A similar version of this article appeared in the April 15, 2007 issue of EE Times magazine.

Most modern operational amplifiers operate over a 5V (or ±2.5V) or lower voltage range. For applications requiring a larger voltage swing, such as industrial circuits, suitable high-voltage operational amplifiers can be expensive and may not be readily available. The circuit of Figure 1 can extend that range. It operates as a voltage follower, keeping the very high input impedance of a CMOS op amp, and excellent linearity and stability over a much wider voltage range.

The circuit uses its own output to bootstrap a high-input-voltage-range (up to 76V), low dropout voltage regulator (LDO) whose output is connected to the supply lines of the low voltage input op amp. The circuit exhibits the high impedance, very low bias current input of a CMOS amplifier (< 1pA input current). Linearity is better than 1ppm over a ±20V voltage range, when supplied by ±24V (V+, V-), and the input offset magnitude and thermal drift is the same as the amplifier used at the input. The graph in Figure 2 shows the output of the voltage follower with a 400Hz, 20V_P-P triangle wave applied at the input.

IC1 (MAX4162) is a micropower, precision op amp with a gain bandwidth product of 200kHz. IC2 (MAX6771) provides a regulated +3.3V supply voltage to IC1. The common node of IC2 is tracked to the input voltage by the feedback loop comprised of IC1 and transistor Q1. D1, a 4.5mA constant-current diode, provides quiescent biasing current for Q1, and sinks current from the load when V_IN is below circuit common potential.

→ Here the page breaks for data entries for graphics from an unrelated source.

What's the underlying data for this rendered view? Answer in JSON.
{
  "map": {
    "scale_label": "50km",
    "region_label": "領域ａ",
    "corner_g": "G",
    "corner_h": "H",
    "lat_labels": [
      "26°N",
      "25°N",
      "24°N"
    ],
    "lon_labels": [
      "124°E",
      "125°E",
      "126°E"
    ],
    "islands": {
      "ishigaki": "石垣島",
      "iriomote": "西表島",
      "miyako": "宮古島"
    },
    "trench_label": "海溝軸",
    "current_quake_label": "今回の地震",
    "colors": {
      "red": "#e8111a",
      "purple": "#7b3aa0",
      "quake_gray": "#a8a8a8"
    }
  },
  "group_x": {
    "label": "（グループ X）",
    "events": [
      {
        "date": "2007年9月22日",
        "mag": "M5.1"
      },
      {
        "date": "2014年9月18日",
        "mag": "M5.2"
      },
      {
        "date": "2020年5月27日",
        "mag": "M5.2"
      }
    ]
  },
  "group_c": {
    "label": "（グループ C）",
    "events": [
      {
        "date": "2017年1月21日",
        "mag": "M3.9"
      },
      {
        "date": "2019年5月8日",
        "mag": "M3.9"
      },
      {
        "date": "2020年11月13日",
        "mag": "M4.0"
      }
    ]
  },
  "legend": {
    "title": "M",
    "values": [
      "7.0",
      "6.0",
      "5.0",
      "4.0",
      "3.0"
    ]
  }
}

The RC network R1 and C3 provide shunt compensation to stabilize the circuit for a given bias current through Q1.

Output voltage swing is limited by the headroom requirements of the LDO and the constant current biasing diode, D1. The MAX6771 input voltage range of 76V and the maximum voltage rating of Q1 limit the allowable output voltage range of the circuit.